そして、その「ズレ」が対話を産むのだと、思います。
そう考えれば、こんなふうに長々しく書かなくても、たとえば「白く美しいもので575」で、あの気持ちは手渡せるかもしれない、そう思います。
でね、その後も、「うっとりするもので575」についてぐるぐる考えていて。
俳句の本なんか読んだりして。
見つけたーーー!
見つけました。
あの猫の白さ、あのときの気持ちを表している575を。
神さまのやうにまつ白冬の猫(平井照敏)
いや、もちろん、あれは冬のことじゃなかったし。
でも、ぼくは、この句を見つけたとき、「あ、あ、あ、きたーー!」みたいな。
そんな気持ちになった。
ぴったりと、ぼくの気持ちを表していると、思った。勘違いした。勘違いだ。
“俳句という表現は片言的である”と坪内稔典は言った。
“俳句は、七・七音の付け句を切り捨て、五・七・五音のみで立とうとしたとき、自ら積極的に片言になろうとした”と書いている(『「俳句」百年の問い』(夏石番矢編・講談社学術文庫)の「「片言」の活力」P383)

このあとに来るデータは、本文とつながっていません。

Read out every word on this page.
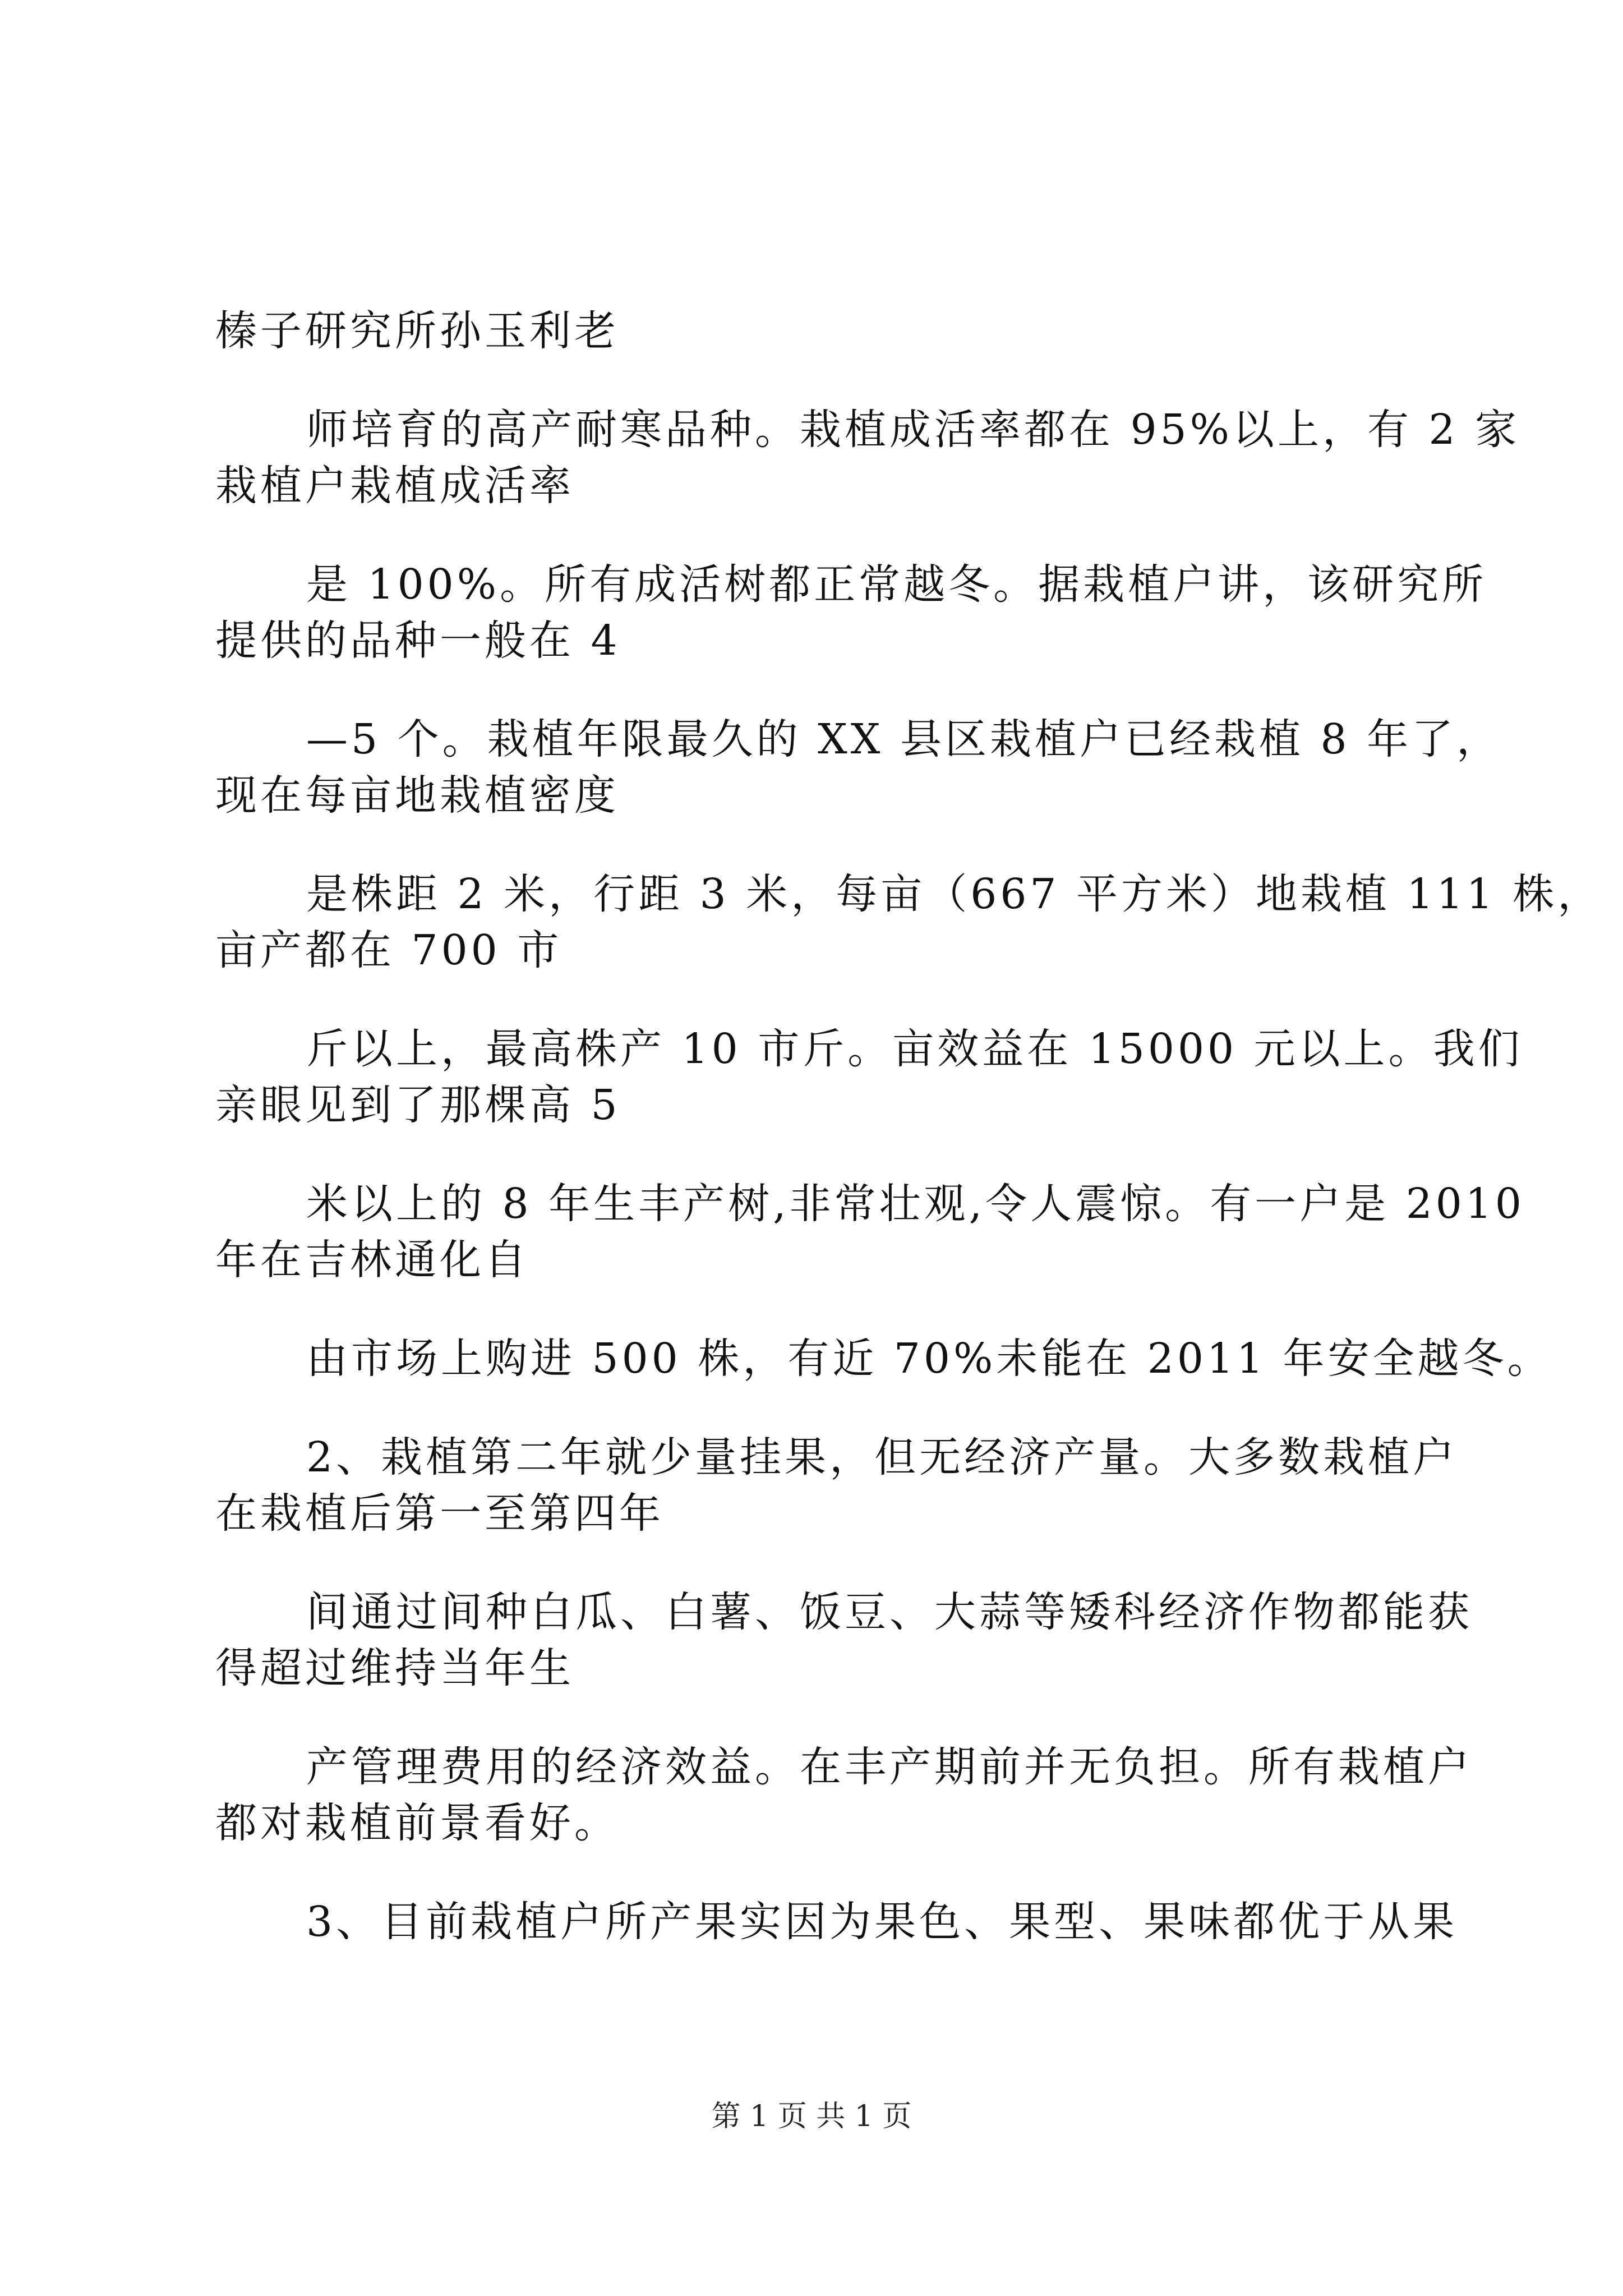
榛子研究所孙玉利老
师培育的高产耐寒品种。栽植成活率都在 95%以上，有 2 家
栽植户栽植成活率
是 100%。所有成活树都正常越冬。据栽植户讲，该研究所
提供的品种一般在 4
—5 个。栽植年限最久的 XX 县区栽植户已经栽植 8 年了，
现在每亩地栽植密度
是株距 2 米，行距 3 米，每亩（667 平方米）地栽植 111 株，
亩产都在 700 市
斤以上，最高株产 10 市斤。亩效益在 15000 元以上。我们
亲眼见到了那棵高 5
米以上的 8 年生丰产树,非常壮观,令人震惊。有一户是 2010
年在吉林通化自
由市场上购进 500 株，有近 70%未能在 2011 年安全越冬。
2、栽植第二年就少量挂果，但无经济产量。大多数栽植户
在栽植后第一至第四年
间通过间种白瓜、白薯、饭豆、大蒜等矮科经济作物都能获
得超过维持当年生
产管理费用的经济效益。在丰产期前并无负担。所有栽植户
都对栽植前景看好。
3、目前栽植户所产果实因为果色、果型、果味都优于从果
第 1 页 共 1 页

だから“神さまのやうにまつ白冬の猫”って片言を、ぼくが勝手に妄想で自分の体験とつなげて「あのときの気持ちだ!」と興奮しているだけだ。
句会をやると、ときどきこんなことがある。
自分が作った句を、自分じゃない誰かが、「こういうところが素敵だ」と説明してくれて、びっくりする。その説明を聞いて、あっそれは素敵だ、って思うことがある。
自分が作った句なのに。自分では見つけてなかった素敵な何かを、他の人が見つけ出してくれる。そのとき、自分とその人が、句を作った感じになる。句を通じて、対話できた気がする。片言と片言がつながった気がする。
そう考えると、「書く」ことと「読む」ことは、そんなに変わりがない。
文章は、片言的で、誰かに発見してもらうために書いているんじゃないかって、ぼくは思っている。誰かってのは自分かもしれない。自分じゃない誰かかもしれない。
だから、ぼくは、一回目に
“縦の序列を昇っていくための文章ではなくて。”と書いた。
“文章が上手くなる術を伝授しない「ブログ文章術」を始める”と書いた。
それは「書けた」「書ける」という完成像や理想像があるものではなく、
手本を見つけて書くような静的なものでもなく、
何か正解や、縦の序列があるものでもなく、
経験を積めば素晴らしくなるものでもなく、
いつまでも書き直される動的なものとして、文章が、そこにあるべきだと、ぼくが考えるからだ。
“「公の場」であるブログに言葉の連なりを発表するということは、「あなた」との対話を求めているということだ”
どうしても、かけたところのある自分だ。
だから、いつまでたっても、書きたいように書けやしない。でも、書くのだ。
他者に書き直されるために。
余談。
想像の水母がどうしても溶ける(池田澄子)
って句は「うっとり」だなーって思った。